神経質礼賛 2051.グレン・グールド生誕90周年・没後40周年

 先週の土曜日、家に帰ると、妻が今からちょっと買物に行ってくると言う。こんな時間に?と思うが、FMで「アート・オブ・グールド~孤独のピアニストの肖像~」という番組を2時から6時までやっているのをつい聞いてしまって買物に出られなかったと言ってそそくさと出かけていく。鍋の中にはこれから麻婆豆腐になるであろう挽肉と豆腐が入ったままである。わが家の麻婆豆腐はカレーのように皿に盛り、御飯と一緒にスプーンだけで食べる。ナスも入っていて、茹でたチンゲン菜も載っているからスタミナ料理として大歓迎である。買物から帰った妻が急いで作ってくれて、「先に食べていて」と言うので口にするが、「?」。いつもとまるで味が違う。妻も食べ始めて「何これ?まずい!」と。いつも入れている中華だしと味噌を入れ忘れていたという。グールドがわが家の麻婆豆腐に影響を与えるとは・・・。

 私がグールドを知ったのは高校生の頃。FM放送で初めて聞いたバッハのゴールドベルク変奏曲(最初のモノラル録音)に強い衝撃を受けた。繰り返しなし、ものすごく早いテンポ、独特な装飾音、弾きながらのハミング、バッハってこんなに自由に演奏していいんだ、と驚いた。そもそも不眠症治療のために作られたという話のあるゴールドベルク変奏曲だが、これでは楽しくてますます不眠になってしまうではないか。晩年の再録音ではテンポは遅くなっているが、味わい深い演奏になっていて、これまた魅力的である。
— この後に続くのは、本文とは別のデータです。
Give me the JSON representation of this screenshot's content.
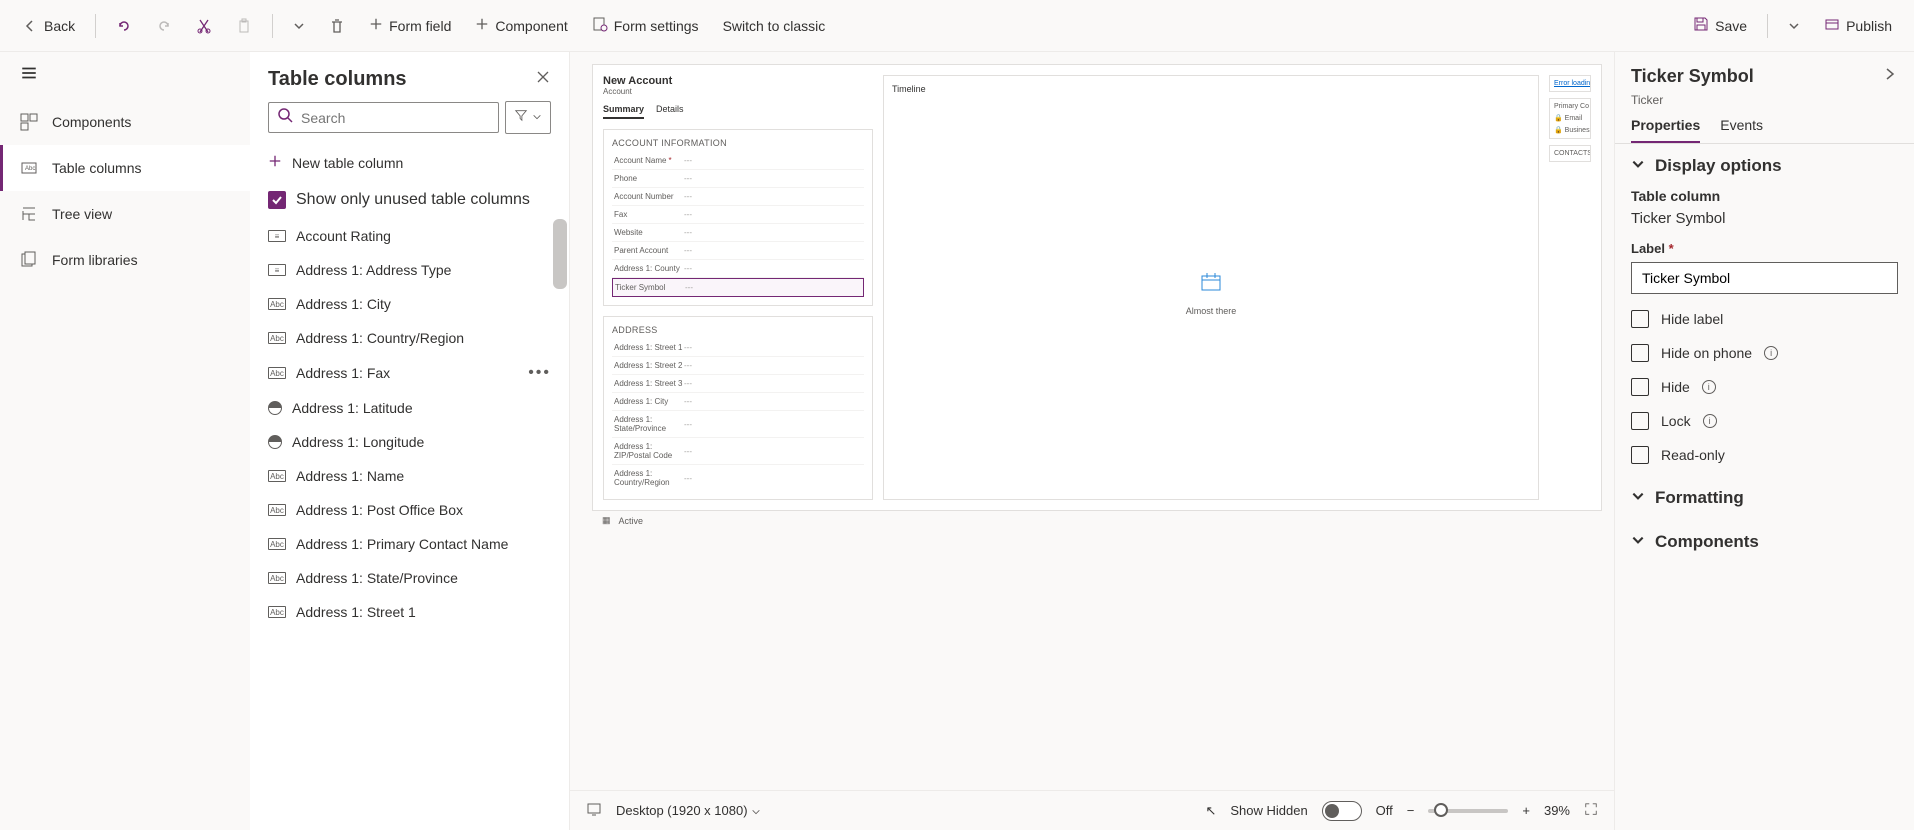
{
  "toolbar": {
    "back": "Back",
    "formField": "Form field",
    "component": "Component",
    "formSettings": "Form settings",
    "switchClassic": "Switch to classic",
    "save": "Save",
    "publish": "Publish"
  },
  "sidebar": {
    "items": [
      {
        "label": "Components"
      },
      {
        "label": "Table columns"
      },
      {
        "label": "Tree view"
      },
      {
        "label": "Form libraries"
      }
    ]
  },
  "tableColumns": {
    "title": "Table columns",
    "searchPlaceholder": "Search",
    "newColumn": "New table column",
    "showUnused": "Show only unused table columns",
    "items": [
      {
        "label": "Account Rating",
        "type": "opt"
      },
      {
        "label": "Address 1: Address Type",
        "type": "opt"
      },
      {
        "label": "Address 1: City",
        "type": "abc"
      },
      {
        "label": "Address 1: Country/Region",
        "type": "abc"
      },
      {
        "label": "Address 1: Fax",
        "type": "abc",
        "more": true
      },
      {
        "label": "Address 1: Latitude",
        "type": "globe"
      },
      {
        "label": "Address 1: Longitude",
        "type": "globe"
      },
      {
        "label": "Address 1: Name",
        "type": "abc"
      },
      {
        "label": "Address 1: Post Office Box",
        "type": "abc"
      },
      {
        "label": "Address 1: Primary Contact Name",
        "type": "abc"
      },
      {
        "label": "Address 1: State/Province",
        "type": "abc"
      },
      {
        "label": "Address 1: Street 1",
        "type": "abc"
      }
    ]
  },
  "form": {
    "title": "New Account",
    "subtitle": "Account",
    "tabs": [
      "Summary",
      "Details"
    ],
    "section1": {
      "title": "ACCOUNT INFORMATION",
      "fields": [
        {
          "label": "Account Name",
          "required": true
        },
        {
          "label": "Phone"
        },
        {
          "label": "Account Number"
        },
        {
          "label": "Fax"
        },
        {
          "label": "Website"
        },
        {
          "label": "Parent Account"
        },
        {
          "label": "Address 1: County"
        },
        {
          "label": "Ticker Symbol",
          "selected": true
        }
      ]
    },
    "section2": {
      "title": "ADDRESS",
      "fields": [
        {
          "label": "Address 1: Street 1"
        },
        {
          "label": "Address 1: Street 2"
        },
        {
          "label": "Address 1: Street 3"
        },
        {
          "label": "Address 1: City"
        },
        {
          "label": "Address 1: State/Province"
        },
        {
          "label": "Address 1: ZIP/Postal Code"
        },
        {
          "label": "Address 1: Country/Region"
        }
      ]
    },
    "timeline": {
      "title": "Timeline",
      "status": "Almost there"
    },
    "rightCards": {
      "error": "Error loading",
      "primary": "Primary Co",
      "email": "Email",
      "business": "Business",
      "contacts": "CONTACTS"
    },
    "statusBar": "Active"
  },
  "canvasFooter": {
    "viewport": "Desktop (1920 x 1080)",
    "showHidden": "Show Hidden",
    "toggleLabel": "Off",
    "zoom": "39%"
  },
  "properties": {
    "title": "Ticker Symbol",
    "subtitle": "Ticker",
    "tabs": [
      "Properties",
      "Events"
    ],
    "sections": {
      "displayOptions": "Display options",
      "formatting": "Formatting",
      "components": "Components"
    },
    "tableColumnLabel": "Table column",
    "tableColumnValue": "Ticker Symbol",
    "labelLabel": "Label",
    "labelValue": "Ticker Symbol",
    "checks": {
      "hideLabel": "Hide label",
      "hideOnPhone": "Hide on phone",
      "hide": "Hide",
      "lock": "Lock",
      "readOnly": "Read-only"
    }
  }
}
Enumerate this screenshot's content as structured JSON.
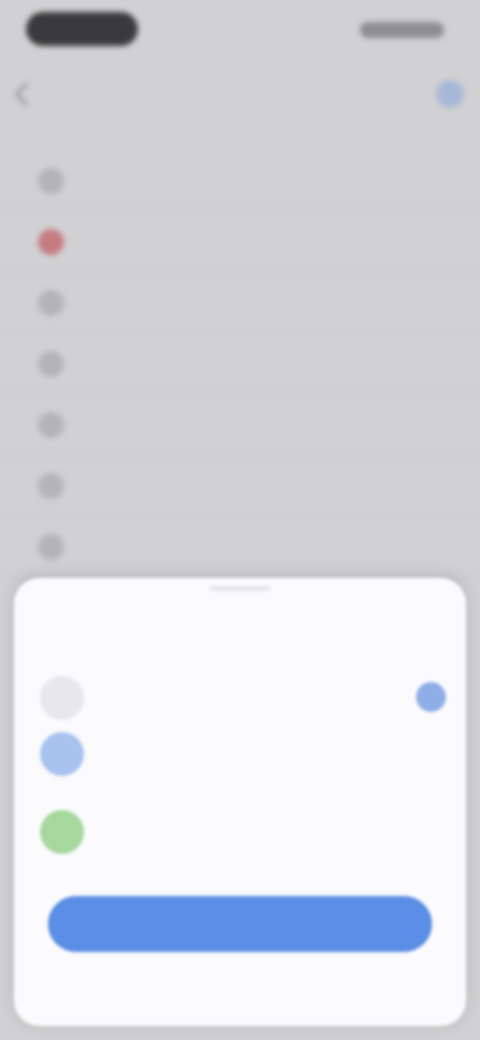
{
  "colors": {
    "screen_background": "#d1d1d3",
    "sheet_background": "#fbfbfd",
    "accent_blue": "#5b8ee6",
    "destructive_red": "#c67a82",
    "avatar_blue": "#a9c3ef",
    "avatar_green": "#a6d79d"
  },
  "icons": {
    "back": "chevron-left-icon",
    "nav_action": "more-icon",
    "selected": "checkmark-icon"
  },
  "navigation": {
    "title": ""
  },
  "menu": {
    "items": [
      {
        "label": "",
        "icon": "circle-icon",
        "emphasis": true
      },
      {
        "label": "",
        "icon": "alert-icon",
        "emphasis": false
      },
      {
        "label": "",
        "icon": "circle-icon",
        "emphasis": false
      },
      {
        "label": "",
        "icon": "circle-icon",
        "emphasis": false
      },
      {
        "label": "",
        "icon": "circle-icon",
        "emphasis": false
      },
      {
        "label": "",
        "icon": "circle-icon",
        "emphasis": true
      },
      {
        "label": "",
        "icon": "circle-icon",
        "emphasis": false
      }
    ]
  },
  "sheet": {
    "title": "",
    "options": [
      {
        "label": "",
        "selected": true
      },
      {
        "label": "",
        "selected": false
      },
      {
        "label": "",
        "selected": false
      }
    ],
    "primary_button_label": ""
  }
}
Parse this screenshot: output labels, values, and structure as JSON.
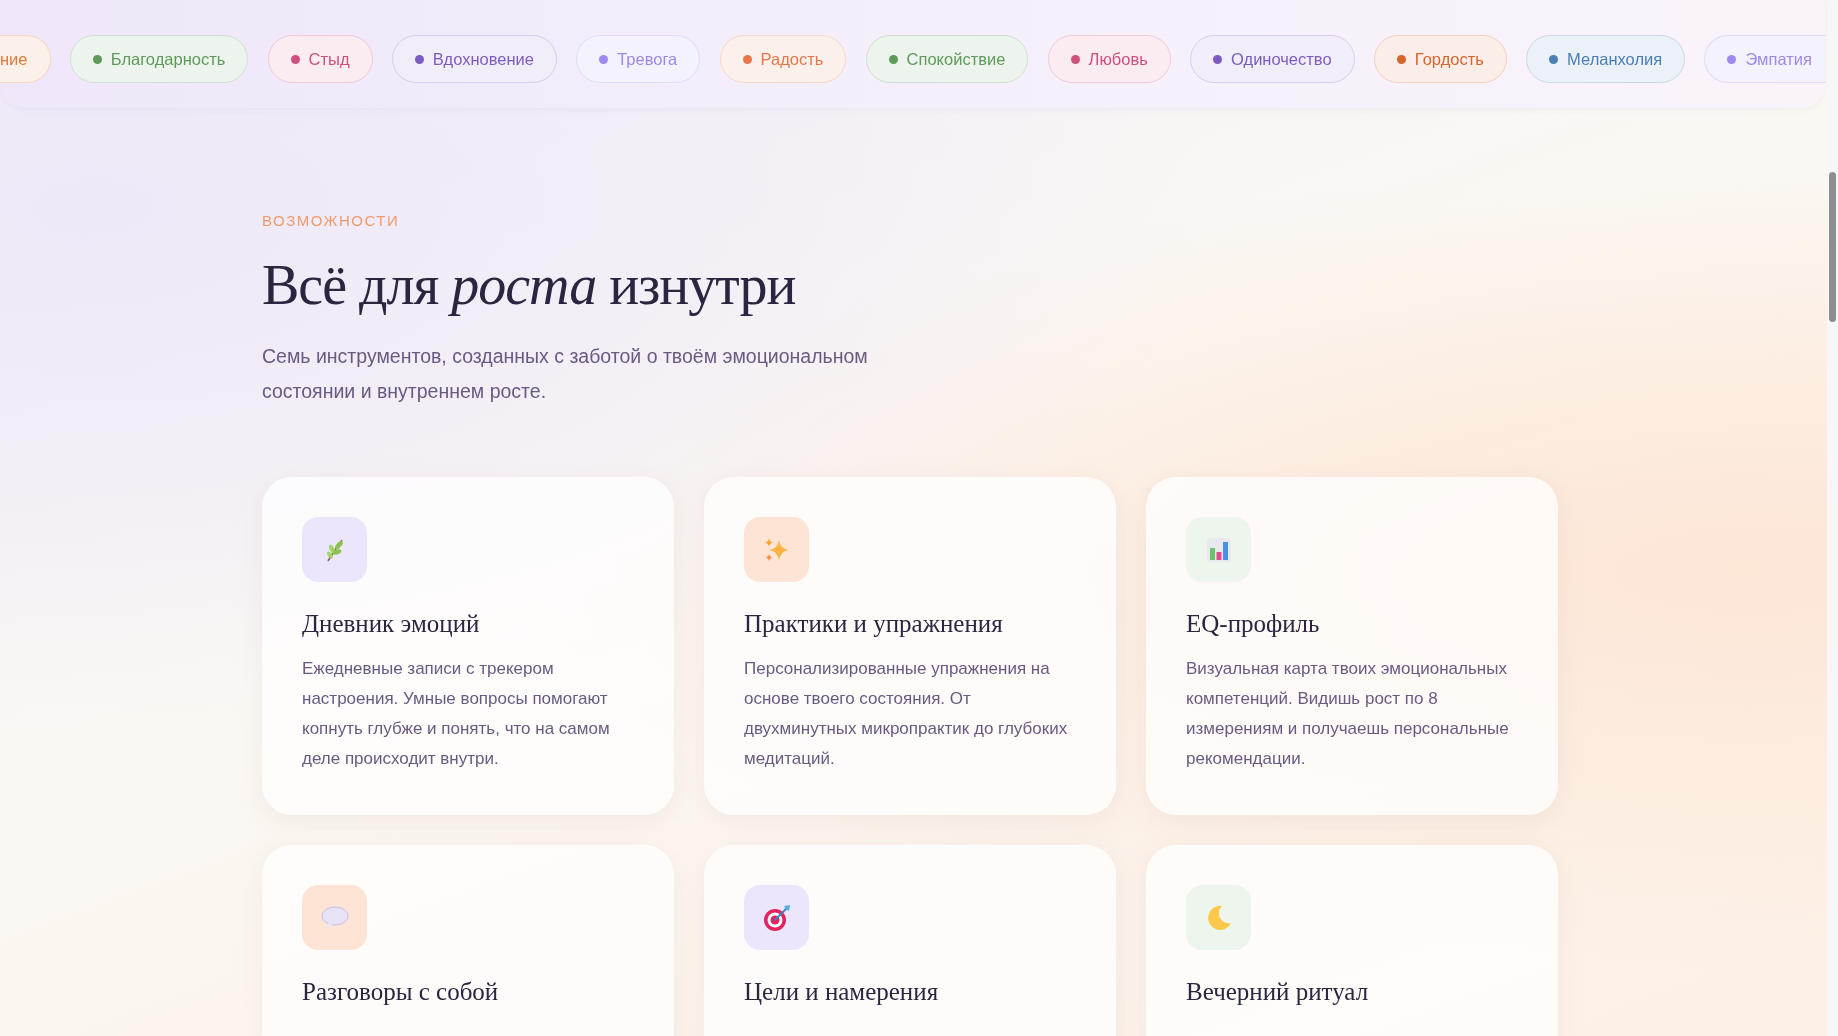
{
  "emotion_chips": [
    {
      "label": "ние",
      "color": "#e07a3f"
    },
    {
      "label": "Благодарность",
      "color": "#5e9a5a"
    },
    {
      "label": "Стыд",
      "color": "#d14f7e"
    },
    {
      "label": "Вдохновение",
      "color": "#7c5cc4"
    },
    {
      "label": "Тревога",
      "color": "#9d88ee"
    },
    {
      "label": "Радость",
      "color": "#e8764a"
    },
    {
      "label": "Спокойствие",
      "color": "#5e9a5a"
    },
    {
      "label": "Любовь",
      "color": "#d14f7e"
    },
    {
      "label": "Одиночество",
      "color": "#7c5cc4"
    },
    {
      "label": "Гордость",
      "color": "#d9632d"
    },
    {
      "label": "Меланхолия",
      "color": "#4a7fb5"
    },
    {
      "label": "Эмпатия",
      "color": "#9d88ee"
    }
  ],
  "section": {
    "eyebrow": "ВОЗМОЖНОСТИ",
    "title": "Всё для *роста* изнутри",
    "subtitle": "Семь инструментов, созданных с заботой о твоём эмоциональном состоянии и внутреннем росте."
  },
  "features": [
    {
      "kind": "sprig",
      "color": "#ece6fd",
      "title": "Дневник эмоций",
      "description": "Ежедневные записи с трекером настроения. Умные вопросы помогают копнуть глубже и понять, что на самом деле происходит внутри."
    },
    {
      "kind": "sparkles",
      "color": "#fde4d4",
      "title": "Практики и упражнения",
      "description": "Персонализированные упражнения на основе твоего состояния. От двухминутных микропрактик до глубоких медитаций."
    },
    {
      "kind": "chart",
      "color": "#eef5ec",
      "title": "EQ-профиль",
      "description": "Визуальная карта твоих эмоциональных компетенций. Видишь рост по 8 измерениям и получаешь персональные рекомендации."
    },
    {
      "kind": "bubble",
      "color": "#fde4d4",
      "title": "Разговоры с собой"
    },
    {
      "kind": "target",
      "color": "#ece6fd",
      "title": "Цели и намерения"
    },
    {
      "kind": "moon",
      "color": "#eef5ec",
      "title": "Вечерний ритуал"
    }
  ]
}
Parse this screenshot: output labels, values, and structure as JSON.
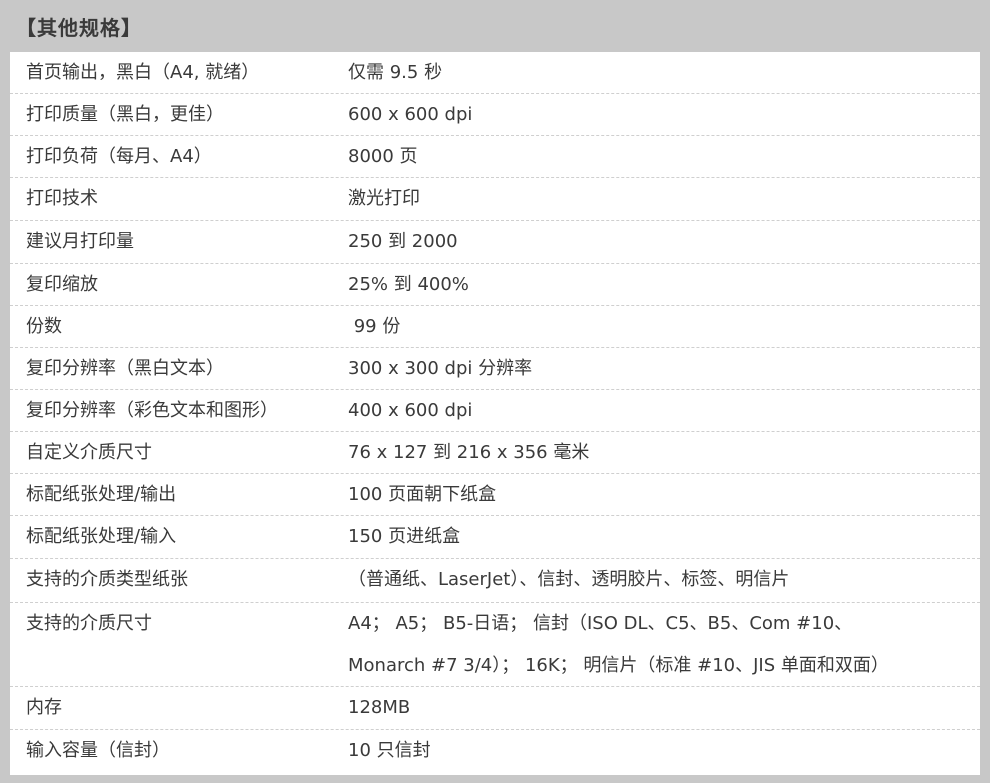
{
  "title": "【其他规格】",
  "rows": [
    {
      "label": "首页输出，黑白（A4, 就绪）",
      "value": "仅需 9.5 秒"
    },
    {
      "label": "打印质量（黑白，更佳）",
      "value": "600 x 600 dpi"
    },
    {
      "label": "打印负荷（每月、A4）",
      "value": "8000 页"
    },
    {
      "label": "打印技术",
      "value": "激光打印"
    },
    {
      "label": "建议月打印量",
      "value": "250 到 2000"
    },
    {
      "label": "复印缩放",
      "value": "25% 到 400%"
    },
    {
      "label": "份数",
      "value": " 99 份"
    },
    {
      "label": "复印分辨率（黑白文本）",
      "value": "300 x 300 dpi 分辨率"
    },
    {
      "label": "复印分辨率（彩色文本和图形）",
      "value": "400 x 600 dpi"
    },
    {
      "label": "自定义介质尺寸",
      "value": "76 x 127 到 216 x 356 毫米"
    },
    {
      "label": "标配纸张处理/输出",
      "value": "100 页面朝下纸盒"
    },
    {
      "label": "标配纸张处理/输入",
      "value": "150 页进纸盒"
    },
    {
      "label": "支持的介质类型纸张",
      "value": "（普通纸、LaserJet）、信封、透明胶片、标签、明信片"
    },
    {
      "label": "支持的介质尺寸",
      "value": "A4； A5； B5-日语； 信封（ISO DL、C5、B5、Com #10、",
      "value2": "Monarch #7 3/4）； 16K； 明信片（标准 #10、JIS 单面和双面）"
    },
    {
      "label": "内存",
      "value": "128MB"
    },
    {
      "label": "输入容量（信封）",
      "value": "10 只信封"
    }
  ]
}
 翌日、私もネットの「NHKらじる★らじる」の聞き逃し配信を聞いてみる。グールドは種々の奇行で知られている。今回の番組のゲストの一人、ピアニストの熊本マリさんが若い頃グールドのマンションを訪れて少しだけ会えた時の話をしてくれた。追っかけのファンが多いので、逃れるためにいくつかのマンションを移動して暮らしていたそうだが、やはり神経質そうな人だったという。後で、マネージャーを通して、電話でメッセージをもらえたそうだ。人間嫌いと評されがちだが、本当は人との繋がりを求めている人だったと思われる。夏目漱石を愛読し、死の床には『草枕』が枕元にあったという話も紹介された。食べ物にはとてもこだわり、いつもビタミン剤や抗生剤を飲んでいたという話も伝わっている。グールドの名演奏も実は神経質のなせる業だったのかもしれない。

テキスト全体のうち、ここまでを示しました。